Management consultancy and researcher the Concours Group interviewed chief information officers at leading blue chip companies in Europe and the US, and found that firms are reluctant to use ASPs for anything more than niche tasks.

"Some companies are taking large applications, such as customer relationship management (CRM) and human resources (HR) and putting those on ASPs," said Ed Roche, systems management consultant at the Concours Group.

"But I have yet to find a company that is willing to take a core IT process and put it on an ASP. They just can't do it in terms of risk of failure and the uncertainties involved with the model," he added.

Oracle and PeopleSoft HR packages are proving popular ASP services, said Roche, but the scale of integrating systems with CRM is proving too large for many companies to go down that route.

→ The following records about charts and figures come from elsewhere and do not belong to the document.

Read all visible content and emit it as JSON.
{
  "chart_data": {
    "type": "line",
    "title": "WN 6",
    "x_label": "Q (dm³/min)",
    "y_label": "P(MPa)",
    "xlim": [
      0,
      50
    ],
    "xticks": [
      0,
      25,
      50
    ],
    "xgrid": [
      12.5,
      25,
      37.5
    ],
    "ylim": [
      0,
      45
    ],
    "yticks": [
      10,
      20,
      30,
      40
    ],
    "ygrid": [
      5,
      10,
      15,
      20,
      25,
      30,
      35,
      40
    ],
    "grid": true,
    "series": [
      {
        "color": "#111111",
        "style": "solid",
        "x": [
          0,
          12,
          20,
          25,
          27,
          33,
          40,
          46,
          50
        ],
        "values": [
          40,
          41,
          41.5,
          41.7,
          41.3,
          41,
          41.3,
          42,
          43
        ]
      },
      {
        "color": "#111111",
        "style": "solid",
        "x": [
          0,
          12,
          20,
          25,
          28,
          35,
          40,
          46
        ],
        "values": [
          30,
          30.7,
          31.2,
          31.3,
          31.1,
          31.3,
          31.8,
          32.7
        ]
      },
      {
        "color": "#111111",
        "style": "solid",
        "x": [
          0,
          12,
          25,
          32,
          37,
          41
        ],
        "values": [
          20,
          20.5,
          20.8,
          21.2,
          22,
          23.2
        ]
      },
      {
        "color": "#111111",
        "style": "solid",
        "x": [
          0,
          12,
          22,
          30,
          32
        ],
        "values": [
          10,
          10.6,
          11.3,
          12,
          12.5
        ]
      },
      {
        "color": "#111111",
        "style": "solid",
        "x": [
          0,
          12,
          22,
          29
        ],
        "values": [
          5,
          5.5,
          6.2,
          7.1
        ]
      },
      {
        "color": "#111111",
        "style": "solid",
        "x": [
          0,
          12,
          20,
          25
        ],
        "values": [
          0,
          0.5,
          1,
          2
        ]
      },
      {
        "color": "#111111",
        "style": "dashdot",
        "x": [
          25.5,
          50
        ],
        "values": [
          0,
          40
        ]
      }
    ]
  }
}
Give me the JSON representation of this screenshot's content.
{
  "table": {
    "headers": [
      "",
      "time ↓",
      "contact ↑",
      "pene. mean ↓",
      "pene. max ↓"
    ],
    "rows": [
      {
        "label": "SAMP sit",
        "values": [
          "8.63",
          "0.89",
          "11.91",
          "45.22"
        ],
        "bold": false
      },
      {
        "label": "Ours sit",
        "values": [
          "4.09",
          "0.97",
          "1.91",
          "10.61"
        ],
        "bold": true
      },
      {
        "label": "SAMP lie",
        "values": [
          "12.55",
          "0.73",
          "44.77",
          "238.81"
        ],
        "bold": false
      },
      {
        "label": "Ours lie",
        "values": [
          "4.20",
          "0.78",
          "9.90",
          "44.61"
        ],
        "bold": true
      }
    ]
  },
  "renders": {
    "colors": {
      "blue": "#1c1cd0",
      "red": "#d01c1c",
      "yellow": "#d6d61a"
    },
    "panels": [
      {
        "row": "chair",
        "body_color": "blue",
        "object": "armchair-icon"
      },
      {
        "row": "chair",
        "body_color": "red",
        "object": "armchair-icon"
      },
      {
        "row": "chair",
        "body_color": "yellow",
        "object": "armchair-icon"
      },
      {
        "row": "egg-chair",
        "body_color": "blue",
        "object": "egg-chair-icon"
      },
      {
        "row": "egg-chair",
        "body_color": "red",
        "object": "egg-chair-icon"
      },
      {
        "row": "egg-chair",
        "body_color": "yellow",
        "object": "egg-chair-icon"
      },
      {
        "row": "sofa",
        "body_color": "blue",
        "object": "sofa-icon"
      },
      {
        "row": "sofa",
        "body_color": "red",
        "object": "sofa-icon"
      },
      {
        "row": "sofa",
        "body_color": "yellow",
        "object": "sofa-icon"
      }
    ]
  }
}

"I'm frankly not convinced it is going to fly as easily as HR. The CRM processes are so intimately connected with the information inside the company, it's difficult to imagine how the integration will take place," Roche said.

"What if one side or the other decides to go to a new version of the software. Who pays for it and how do you do troubleshooting? Typically, companies risk underestimating the cost of integration," he explained.

The public internet infrastructure is not yet robust enough to support a mass adoption of ASPs and guarantee availability for their users, said Roche, but improvements in optical and high-bandwidth switches is slowly changing this.